Recep Tayyip Erdoğan ve onun gibiler, bu projenin yerel piyonlarıdır. Erdoğan’ın politikaları, Türk milletinin ulusal çıkarlarını savunmaktan uzak, aksine bu çıkarları emperyalist güçlere teslim etmeye yönelik adımlar içermektedir. Türkiye’nin ulusal kimliği ve bağımsızlığı, Erdoğan gibi figürlerin ihanetleriyle tehlikeye atılmaktadır. Ancak bu ihanetler yalnızca Türkiye’yle sınırlı değildir; Colani ve Abdi gibi diğer bölgesel iş birlikçilerin de aynı karanlık planın parçaları olduğu görülmektedir.

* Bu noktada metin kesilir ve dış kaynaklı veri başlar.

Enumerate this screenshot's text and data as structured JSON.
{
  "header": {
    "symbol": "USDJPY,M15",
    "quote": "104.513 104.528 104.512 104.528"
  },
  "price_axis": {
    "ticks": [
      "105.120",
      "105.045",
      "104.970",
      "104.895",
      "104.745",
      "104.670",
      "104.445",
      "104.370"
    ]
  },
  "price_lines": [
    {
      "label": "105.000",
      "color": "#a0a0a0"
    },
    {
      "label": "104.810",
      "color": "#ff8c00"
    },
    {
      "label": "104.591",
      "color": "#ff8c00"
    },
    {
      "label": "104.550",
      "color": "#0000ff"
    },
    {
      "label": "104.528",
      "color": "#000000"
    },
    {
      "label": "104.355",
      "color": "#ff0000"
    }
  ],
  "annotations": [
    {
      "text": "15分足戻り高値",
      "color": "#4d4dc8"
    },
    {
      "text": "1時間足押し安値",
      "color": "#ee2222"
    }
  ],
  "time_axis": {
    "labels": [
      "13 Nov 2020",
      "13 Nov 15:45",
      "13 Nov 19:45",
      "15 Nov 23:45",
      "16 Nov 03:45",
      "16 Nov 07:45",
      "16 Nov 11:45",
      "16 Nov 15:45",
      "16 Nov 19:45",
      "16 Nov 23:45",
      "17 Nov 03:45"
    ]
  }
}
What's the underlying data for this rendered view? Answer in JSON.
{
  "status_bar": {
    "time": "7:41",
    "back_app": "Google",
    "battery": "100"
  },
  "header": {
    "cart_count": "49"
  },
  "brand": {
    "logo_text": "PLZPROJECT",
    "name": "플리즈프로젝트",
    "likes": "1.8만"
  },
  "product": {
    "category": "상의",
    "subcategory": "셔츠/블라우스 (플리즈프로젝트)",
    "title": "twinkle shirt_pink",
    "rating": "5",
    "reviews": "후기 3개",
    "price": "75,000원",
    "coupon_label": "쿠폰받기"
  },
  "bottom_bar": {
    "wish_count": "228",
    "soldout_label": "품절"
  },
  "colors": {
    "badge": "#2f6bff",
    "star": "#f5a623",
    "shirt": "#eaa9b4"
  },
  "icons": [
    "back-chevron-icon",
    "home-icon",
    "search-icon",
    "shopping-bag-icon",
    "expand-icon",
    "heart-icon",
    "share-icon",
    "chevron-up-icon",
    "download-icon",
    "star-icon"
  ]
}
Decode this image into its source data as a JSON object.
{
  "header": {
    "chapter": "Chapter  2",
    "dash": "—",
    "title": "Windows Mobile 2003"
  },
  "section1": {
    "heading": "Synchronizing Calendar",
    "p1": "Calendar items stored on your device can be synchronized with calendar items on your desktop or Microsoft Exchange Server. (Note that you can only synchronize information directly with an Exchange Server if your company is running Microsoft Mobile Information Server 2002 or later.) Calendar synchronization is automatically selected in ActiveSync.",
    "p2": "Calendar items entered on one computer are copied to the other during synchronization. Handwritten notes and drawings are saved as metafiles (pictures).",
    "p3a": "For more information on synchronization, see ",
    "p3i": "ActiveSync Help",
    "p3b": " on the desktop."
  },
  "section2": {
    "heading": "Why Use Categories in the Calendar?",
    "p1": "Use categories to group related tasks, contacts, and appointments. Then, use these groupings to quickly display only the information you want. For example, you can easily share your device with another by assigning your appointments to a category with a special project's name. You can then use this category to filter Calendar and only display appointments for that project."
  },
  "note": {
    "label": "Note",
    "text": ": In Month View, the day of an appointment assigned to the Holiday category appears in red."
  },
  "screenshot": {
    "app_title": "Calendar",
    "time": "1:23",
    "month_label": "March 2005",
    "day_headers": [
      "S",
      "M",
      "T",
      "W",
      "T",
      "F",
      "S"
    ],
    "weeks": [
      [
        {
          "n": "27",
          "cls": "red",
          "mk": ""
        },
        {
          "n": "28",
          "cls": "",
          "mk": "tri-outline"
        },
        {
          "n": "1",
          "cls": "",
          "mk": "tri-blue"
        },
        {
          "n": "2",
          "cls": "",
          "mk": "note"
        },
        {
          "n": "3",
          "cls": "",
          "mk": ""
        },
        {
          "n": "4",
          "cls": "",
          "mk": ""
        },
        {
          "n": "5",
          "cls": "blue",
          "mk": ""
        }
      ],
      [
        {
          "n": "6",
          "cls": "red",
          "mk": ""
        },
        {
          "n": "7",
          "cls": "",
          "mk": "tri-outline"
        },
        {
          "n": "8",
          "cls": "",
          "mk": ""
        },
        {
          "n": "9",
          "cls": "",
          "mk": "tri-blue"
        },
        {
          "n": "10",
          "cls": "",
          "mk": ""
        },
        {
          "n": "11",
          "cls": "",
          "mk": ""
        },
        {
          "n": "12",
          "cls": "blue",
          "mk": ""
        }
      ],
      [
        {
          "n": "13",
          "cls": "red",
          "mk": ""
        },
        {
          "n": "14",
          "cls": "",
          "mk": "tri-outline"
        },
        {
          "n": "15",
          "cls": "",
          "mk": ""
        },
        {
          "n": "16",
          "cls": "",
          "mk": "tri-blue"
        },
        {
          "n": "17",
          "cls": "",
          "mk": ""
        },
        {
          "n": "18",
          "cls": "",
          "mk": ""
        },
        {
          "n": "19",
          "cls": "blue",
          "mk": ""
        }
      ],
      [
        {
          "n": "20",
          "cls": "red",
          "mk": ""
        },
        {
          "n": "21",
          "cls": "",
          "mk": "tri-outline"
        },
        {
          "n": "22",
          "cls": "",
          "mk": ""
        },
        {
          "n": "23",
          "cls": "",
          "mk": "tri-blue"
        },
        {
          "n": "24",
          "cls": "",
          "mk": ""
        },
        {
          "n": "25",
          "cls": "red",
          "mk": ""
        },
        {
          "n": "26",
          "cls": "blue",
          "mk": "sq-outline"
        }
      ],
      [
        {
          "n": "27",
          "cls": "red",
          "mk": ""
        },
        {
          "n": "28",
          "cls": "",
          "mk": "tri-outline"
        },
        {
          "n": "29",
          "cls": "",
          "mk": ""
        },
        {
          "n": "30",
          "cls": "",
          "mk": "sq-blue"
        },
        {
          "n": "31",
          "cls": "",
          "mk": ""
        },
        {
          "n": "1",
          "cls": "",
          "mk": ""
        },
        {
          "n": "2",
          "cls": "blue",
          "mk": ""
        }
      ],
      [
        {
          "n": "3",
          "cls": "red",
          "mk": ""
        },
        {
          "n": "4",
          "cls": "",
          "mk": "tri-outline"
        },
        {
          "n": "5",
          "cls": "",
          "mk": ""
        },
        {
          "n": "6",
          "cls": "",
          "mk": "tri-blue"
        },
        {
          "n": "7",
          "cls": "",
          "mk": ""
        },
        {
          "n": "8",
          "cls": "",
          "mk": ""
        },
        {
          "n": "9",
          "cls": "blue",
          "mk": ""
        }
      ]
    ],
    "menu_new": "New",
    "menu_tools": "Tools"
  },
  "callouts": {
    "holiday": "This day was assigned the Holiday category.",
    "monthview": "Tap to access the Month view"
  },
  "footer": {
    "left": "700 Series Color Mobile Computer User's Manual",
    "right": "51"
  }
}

Yeni Safha: Bölgesel Yıkım ve İhanet
Suriye’de başlayan kaos, Yemen ve Irak yayılmış; şimdi de İran ve Türkiye’yi doğrudan hedef almaktadır. Erdoğan ve benzeri işbirlikçiler sayesinde, bu süreç daha da hız kazanmıştır. Ancak bu süreç yalnızca bir işgal planı değildir. Bu aynı zamanda halkların laik, demokratik ve ulusal haklarını hedef alan topyekûn bir kültürel ve siyasi yıkım projesidir.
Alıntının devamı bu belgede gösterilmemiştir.